If you’re erasing data from a hard disk drive – whether for throwing it away or resale - you’re going to want the data gone forever, especially if it contains sensitive information. Here’s how you can achieve that.

When you delete a file, it isn’t ‘deleted’ in the way you think it is. All data on a hard disk drive is stored as a series of 1s and 0s. When you hit the delete button on a file, all your operating system is doing is marking the space they’re taking up as free until something else needs to be stored there. In the past, we’ve demonstrated that, with the use of free data recovery software, you can recover data that’s been deleted pretty easily. Moving the deleted files to the recycle bin won’t do the trick either, and not even formatting your hard drive will render the data unrecoverable. What you actually need to do is undertake a process known as ‘sanitisation’, which can be done using third party software. What these eraser tools do is wipe over every sector of your hard disk drive with random data, so not even the most experienced hard drive recovery specialist will be able to recover your data.

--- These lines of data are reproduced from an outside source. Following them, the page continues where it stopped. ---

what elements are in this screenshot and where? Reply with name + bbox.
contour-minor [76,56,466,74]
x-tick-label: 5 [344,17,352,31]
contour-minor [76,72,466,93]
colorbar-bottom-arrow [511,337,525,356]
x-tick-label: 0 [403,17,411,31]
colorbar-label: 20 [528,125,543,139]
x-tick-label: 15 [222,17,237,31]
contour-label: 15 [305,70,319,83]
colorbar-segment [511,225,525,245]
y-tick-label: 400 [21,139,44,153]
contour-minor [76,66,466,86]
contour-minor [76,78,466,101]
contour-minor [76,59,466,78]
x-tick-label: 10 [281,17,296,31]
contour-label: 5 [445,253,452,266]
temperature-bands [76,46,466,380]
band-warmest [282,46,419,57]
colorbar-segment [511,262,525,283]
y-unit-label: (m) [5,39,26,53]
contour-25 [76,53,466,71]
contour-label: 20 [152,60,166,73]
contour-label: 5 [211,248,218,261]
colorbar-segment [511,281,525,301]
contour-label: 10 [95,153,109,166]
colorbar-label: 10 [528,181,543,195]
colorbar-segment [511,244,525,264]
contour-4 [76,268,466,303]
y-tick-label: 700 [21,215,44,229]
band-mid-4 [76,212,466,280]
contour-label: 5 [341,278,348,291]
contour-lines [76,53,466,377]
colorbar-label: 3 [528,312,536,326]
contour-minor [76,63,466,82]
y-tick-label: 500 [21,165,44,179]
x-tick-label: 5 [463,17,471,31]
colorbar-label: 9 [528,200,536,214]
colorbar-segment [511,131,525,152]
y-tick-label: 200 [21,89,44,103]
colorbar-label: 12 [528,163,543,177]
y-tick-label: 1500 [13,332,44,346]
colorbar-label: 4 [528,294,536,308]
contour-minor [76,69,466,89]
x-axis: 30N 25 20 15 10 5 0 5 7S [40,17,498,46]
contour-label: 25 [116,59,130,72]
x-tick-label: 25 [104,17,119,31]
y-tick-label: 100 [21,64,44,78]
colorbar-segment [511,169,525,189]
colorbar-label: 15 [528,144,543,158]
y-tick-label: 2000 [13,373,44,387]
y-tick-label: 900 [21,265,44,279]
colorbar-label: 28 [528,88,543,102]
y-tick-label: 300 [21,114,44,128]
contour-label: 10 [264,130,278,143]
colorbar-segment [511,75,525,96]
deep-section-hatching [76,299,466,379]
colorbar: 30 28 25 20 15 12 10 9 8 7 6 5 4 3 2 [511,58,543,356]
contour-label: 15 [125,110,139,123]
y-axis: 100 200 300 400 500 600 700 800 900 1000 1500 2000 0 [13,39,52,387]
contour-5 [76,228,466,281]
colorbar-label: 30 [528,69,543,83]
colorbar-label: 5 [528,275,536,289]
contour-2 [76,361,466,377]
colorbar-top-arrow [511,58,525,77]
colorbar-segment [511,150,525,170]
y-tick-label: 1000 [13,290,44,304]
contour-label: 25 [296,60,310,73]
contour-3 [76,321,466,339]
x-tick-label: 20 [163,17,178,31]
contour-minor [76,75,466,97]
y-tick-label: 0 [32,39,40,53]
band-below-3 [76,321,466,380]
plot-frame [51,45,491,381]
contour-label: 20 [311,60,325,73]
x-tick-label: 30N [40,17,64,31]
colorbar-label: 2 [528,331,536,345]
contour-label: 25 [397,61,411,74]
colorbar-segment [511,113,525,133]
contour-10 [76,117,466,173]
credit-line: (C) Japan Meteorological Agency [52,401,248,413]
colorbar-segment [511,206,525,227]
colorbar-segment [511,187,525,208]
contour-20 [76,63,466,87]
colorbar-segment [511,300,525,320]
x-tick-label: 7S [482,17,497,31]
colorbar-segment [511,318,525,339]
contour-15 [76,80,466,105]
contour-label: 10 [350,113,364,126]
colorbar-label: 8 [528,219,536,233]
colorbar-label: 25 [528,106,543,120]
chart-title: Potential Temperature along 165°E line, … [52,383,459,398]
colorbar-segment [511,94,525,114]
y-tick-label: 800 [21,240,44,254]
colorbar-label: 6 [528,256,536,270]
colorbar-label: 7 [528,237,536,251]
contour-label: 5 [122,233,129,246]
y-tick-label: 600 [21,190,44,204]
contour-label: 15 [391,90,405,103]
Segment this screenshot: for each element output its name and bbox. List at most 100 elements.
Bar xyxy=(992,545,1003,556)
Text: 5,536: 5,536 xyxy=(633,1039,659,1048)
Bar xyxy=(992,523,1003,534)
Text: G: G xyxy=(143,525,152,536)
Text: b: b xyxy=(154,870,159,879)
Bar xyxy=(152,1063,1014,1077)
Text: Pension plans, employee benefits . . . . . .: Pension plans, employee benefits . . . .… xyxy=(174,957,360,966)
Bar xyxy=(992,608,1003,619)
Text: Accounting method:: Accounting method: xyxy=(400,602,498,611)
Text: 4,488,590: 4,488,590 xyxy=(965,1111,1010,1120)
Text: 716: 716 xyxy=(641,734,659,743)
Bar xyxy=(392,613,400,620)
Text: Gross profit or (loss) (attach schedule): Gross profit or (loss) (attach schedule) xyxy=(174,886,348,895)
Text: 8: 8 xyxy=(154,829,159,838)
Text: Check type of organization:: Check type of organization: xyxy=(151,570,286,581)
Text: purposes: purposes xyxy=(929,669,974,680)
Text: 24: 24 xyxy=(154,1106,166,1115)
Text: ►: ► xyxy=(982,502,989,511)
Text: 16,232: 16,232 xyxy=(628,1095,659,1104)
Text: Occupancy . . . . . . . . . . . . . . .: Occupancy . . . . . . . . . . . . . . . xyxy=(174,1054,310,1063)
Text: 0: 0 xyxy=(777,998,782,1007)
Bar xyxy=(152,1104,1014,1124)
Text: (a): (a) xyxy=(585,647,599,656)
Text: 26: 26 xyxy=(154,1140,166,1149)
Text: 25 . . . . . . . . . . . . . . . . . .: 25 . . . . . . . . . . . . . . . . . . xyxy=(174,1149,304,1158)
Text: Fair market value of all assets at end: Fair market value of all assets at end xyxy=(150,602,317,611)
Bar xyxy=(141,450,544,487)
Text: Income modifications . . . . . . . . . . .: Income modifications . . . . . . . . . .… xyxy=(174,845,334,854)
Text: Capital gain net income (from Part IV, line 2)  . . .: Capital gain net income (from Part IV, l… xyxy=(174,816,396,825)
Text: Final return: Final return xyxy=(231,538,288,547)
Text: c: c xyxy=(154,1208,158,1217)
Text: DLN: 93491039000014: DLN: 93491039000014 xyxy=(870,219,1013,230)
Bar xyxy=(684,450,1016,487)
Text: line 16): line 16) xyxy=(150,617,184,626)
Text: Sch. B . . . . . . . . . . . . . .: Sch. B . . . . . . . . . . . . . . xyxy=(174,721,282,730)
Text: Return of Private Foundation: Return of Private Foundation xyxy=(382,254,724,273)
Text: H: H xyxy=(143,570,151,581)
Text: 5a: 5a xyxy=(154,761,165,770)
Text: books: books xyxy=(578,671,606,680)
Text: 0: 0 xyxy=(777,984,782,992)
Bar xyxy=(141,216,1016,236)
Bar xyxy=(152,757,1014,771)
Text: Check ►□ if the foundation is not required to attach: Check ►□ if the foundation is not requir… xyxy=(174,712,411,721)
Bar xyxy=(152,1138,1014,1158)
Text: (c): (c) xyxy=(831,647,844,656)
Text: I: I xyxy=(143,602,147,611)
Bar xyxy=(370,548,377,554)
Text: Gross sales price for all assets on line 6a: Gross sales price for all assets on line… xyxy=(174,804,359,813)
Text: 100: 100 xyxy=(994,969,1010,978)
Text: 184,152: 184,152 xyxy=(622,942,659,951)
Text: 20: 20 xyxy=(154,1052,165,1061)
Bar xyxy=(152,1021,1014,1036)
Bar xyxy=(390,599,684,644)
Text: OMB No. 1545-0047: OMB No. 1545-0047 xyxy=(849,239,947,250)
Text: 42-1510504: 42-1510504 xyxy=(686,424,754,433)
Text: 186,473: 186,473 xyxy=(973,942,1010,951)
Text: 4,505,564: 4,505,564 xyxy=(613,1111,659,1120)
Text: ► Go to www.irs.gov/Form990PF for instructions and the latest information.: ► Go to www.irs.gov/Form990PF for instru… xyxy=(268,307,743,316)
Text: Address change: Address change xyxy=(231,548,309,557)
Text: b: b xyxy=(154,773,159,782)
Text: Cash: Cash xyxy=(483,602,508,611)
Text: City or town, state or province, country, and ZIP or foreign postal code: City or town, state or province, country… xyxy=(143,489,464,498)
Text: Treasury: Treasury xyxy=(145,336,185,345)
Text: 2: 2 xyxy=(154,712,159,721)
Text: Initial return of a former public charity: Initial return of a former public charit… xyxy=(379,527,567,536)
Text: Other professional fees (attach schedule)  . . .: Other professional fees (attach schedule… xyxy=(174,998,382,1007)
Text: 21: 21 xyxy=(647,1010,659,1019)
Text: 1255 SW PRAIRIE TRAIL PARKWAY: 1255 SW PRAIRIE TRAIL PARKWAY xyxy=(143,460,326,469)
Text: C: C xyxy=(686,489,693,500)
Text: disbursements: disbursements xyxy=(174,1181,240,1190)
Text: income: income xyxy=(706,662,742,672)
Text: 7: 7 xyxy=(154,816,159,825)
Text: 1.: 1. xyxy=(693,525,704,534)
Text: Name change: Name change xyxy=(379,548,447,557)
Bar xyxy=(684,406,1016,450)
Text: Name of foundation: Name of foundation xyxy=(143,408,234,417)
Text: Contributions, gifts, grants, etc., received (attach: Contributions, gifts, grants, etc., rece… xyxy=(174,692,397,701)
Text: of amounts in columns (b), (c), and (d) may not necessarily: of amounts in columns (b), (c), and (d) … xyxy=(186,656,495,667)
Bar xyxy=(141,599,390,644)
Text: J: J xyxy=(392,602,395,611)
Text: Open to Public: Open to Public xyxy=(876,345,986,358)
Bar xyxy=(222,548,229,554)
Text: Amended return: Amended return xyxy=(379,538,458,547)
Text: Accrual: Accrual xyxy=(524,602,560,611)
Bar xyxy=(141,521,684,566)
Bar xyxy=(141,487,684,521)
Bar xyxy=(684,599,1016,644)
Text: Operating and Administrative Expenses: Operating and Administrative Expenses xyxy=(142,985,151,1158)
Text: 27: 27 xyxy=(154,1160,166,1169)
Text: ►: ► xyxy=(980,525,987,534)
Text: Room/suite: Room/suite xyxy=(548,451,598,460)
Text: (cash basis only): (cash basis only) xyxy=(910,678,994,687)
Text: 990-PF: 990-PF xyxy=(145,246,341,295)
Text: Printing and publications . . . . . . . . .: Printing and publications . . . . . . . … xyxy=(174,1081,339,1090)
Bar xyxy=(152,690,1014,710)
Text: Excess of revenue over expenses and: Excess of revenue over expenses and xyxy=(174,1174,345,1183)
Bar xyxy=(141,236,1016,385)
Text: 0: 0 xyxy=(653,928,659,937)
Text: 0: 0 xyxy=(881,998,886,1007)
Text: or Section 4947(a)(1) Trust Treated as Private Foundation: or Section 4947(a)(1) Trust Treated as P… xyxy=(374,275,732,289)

On a Windows machine, if you want to delete a file, you just press the delete key; and if you want to bypass the Recycle Bin altogether, hold the shift key as you’re doing so. But as explained above, your data could still be recovered by an amateur with access to basic, free data recovery software, let alone a hard drive recovery expert. On a traditional, mechanical HDD, you need to make sure that those 1’s and 0’s making up your data are well and truly overwritten. A simple, free and effective tool is Eraser. Eraser has been around for years, and is an advanced security tool that allows you to completely remove data from your hard drive. The free software overwrites the data on your hard drive several times with specially selected patters, and is currently supported on all versions of Windows from XP onwards. The best thing about eraser, though, is that it’s free, and the source code is released under GNU Public License.

The patterns that Eraser uses for overwriting are based on data from researchers or government agencies, with the sole purpose of rendering the data unrecoverable even to the most skilled hard drive recovery expert. Although it’s designed as an advanced-level data security tool, it has a really simple user interface and is incredibly simple to use. You can view a detailed guide on their Eraser’s website, but simply put, you just need to point it to a file or folder and it overwrites it with random data. There’s a also a scheduler tool, so you can wipe certain parts of your hard drive periodically.

Of course, if you are disposing of a hard drive, we’d always recommend physically smashing it as well as securely erasing it - a hammer to the platters will do the trick. Just to be on the safe side. Solid state drives (SSDs) store data slightly differently so require a different approach, which is something we’ll be covering in a future article.